Uber said it has struck a deal with an investor group that could be worth as much as $10 billion and paves the way for the ride-sharing company to go public in 2019.
According to the Los Angeles Times, the investors, who are led by Japanese conglomerate SoftBank and hedge fund Dragoneer Investment Group, would buy $1 billion to $1.25 billion worth of new shares issued by Uber at its current valuation of about $69 billion.
The group also would make a tender offer — expected in about two weeks — to buy about 14% of existing shares from current investors at a price that has yet to be determined.
Uber’s board has also agreed to make various governance changes after the deal closes and committed to go public in 2019.
“We believe this agreement is a strong vote of confidence in Uber’s long-term potential,” Uber said Sunday in a statement. “Upon closing, it will help fuel our investments in technology and our continued expansion at home and abroad, while strengthening our corporate governance.”
Under its founder and chief executive, Masayoshi Son, Softbank has moved aggressively to invest in overseas companies across different categories.

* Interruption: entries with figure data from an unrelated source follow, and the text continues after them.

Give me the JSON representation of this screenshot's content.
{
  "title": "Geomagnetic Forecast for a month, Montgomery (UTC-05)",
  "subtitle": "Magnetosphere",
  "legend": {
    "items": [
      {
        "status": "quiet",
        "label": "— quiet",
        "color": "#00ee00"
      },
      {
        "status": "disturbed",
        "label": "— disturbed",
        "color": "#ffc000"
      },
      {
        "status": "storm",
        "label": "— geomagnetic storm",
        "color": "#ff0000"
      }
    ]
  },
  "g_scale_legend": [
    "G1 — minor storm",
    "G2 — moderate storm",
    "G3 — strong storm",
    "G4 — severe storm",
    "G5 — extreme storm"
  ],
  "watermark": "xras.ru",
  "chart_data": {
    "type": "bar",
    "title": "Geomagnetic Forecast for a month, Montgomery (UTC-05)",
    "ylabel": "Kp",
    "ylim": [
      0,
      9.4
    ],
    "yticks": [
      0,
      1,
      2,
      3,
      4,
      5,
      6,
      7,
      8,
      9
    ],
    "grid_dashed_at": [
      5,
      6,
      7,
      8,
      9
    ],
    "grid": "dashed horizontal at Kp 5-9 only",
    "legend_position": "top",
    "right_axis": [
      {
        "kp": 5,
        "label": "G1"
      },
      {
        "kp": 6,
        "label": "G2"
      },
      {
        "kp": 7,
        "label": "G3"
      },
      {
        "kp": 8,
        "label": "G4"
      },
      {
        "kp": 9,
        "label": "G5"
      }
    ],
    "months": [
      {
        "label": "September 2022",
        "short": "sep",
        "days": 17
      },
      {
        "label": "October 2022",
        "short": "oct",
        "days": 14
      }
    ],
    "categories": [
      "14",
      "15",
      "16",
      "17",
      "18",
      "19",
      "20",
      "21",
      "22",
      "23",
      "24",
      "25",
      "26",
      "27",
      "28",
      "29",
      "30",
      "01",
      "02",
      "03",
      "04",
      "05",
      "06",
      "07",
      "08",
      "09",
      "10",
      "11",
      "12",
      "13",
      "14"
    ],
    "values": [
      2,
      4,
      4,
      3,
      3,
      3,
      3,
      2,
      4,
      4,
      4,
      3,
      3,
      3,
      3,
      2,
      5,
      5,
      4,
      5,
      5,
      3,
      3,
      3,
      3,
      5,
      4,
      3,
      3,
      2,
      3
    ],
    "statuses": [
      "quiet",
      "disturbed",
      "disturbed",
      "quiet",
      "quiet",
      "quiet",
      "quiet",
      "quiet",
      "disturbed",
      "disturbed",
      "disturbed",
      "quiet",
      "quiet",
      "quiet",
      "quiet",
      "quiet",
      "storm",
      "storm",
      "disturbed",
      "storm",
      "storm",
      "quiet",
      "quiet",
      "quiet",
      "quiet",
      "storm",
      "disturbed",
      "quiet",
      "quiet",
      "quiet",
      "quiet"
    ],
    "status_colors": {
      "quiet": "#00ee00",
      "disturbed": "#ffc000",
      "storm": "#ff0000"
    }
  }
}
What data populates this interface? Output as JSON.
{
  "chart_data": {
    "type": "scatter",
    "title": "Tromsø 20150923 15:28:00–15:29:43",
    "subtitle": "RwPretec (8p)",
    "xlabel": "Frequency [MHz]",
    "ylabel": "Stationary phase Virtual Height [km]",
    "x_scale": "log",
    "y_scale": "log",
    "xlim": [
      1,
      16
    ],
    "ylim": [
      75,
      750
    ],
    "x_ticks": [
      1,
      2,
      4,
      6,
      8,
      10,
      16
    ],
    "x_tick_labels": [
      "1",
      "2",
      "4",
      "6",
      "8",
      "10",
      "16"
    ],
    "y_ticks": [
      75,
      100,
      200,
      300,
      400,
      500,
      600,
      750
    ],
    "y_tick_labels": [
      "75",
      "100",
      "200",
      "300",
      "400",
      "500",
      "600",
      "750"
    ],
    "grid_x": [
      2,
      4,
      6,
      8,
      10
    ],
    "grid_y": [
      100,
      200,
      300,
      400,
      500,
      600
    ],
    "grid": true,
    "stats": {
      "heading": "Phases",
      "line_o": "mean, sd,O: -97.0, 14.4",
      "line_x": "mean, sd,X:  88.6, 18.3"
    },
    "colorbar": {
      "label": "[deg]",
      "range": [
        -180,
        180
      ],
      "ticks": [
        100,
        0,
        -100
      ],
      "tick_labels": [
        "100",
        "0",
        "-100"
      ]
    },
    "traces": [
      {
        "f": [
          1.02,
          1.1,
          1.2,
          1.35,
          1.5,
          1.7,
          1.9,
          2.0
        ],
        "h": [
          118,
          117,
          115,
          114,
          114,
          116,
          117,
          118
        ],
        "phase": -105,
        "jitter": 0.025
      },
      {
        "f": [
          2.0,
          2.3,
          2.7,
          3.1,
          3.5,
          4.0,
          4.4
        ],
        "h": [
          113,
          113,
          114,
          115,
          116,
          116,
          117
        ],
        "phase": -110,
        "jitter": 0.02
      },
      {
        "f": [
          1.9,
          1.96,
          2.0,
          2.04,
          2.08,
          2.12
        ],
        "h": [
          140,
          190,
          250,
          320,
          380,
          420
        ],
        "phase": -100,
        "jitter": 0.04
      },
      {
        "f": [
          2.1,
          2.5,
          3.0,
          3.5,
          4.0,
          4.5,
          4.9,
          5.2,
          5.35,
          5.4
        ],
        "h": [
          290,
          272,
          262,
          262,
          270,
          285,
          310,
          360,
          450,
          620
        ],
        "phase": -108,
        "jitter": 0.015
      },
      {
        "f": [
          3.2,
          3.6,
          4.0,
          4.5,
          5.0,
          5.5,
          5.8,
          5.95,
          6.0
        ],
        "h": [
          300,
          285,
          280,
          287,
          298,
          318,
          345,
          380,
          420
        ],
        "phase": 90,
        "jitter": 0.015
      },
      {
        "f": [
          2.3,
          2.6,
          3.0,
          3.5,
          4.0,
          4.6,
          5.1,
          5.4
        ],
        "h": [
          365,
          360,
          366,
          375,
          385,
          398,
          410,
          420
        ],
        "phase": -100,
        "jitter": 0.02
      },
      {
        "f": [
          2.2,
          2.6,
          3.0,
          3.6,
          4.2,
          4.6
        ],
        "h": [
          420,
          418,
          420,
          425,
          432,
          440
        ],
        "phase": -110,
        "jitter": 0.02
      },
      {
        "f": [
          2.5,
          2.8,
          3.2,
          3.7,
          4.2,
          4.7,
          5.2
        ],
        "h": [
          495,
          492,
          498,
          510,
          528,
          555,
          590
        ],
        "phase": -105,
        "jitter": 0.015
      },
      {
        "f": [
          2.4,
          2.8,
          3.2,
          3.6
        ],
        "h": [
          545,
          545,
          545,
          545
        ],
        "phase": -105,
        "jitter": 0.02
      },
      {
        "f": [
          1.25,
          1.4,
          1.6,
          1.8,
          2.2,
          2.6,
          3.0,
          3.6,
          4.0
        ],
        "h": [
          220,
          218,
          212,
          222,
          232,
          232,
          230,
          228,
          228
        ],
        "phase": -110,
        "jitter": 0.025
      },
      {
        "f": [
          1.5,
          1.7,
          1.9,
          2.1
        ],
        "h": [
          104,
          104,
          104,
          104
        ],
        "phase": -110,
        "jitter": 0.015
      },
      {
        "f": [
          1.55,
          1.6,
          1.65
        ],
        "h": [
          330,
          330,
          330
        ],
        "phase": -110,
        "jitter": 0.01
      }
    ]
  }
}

It acquired Sprint in 2013 for $20 billion and invested $4.4 billion in New York commercial real estate startup WeWork in August.
Uber is currently the most highly valued startup in the world. “Though Uber lost $3 billion last year and continues to lose money, the company is one of the most closely watched IPO candidates,” Business Insider said.
Former Uber CEO Travis Kalanick, who is still a board member, had tried to put off an IPO as long as possible but he resigned in June after a string of controversies. His successor, Dara Khosrowshahi, said last week that Uber’s target is to go public in 2019.
“We have all of the disadvantages of being a public company as far as a spotlight on us, without any of the advantages of being a public company,” he said. So Travis and the whole board now agree that we should just go public.”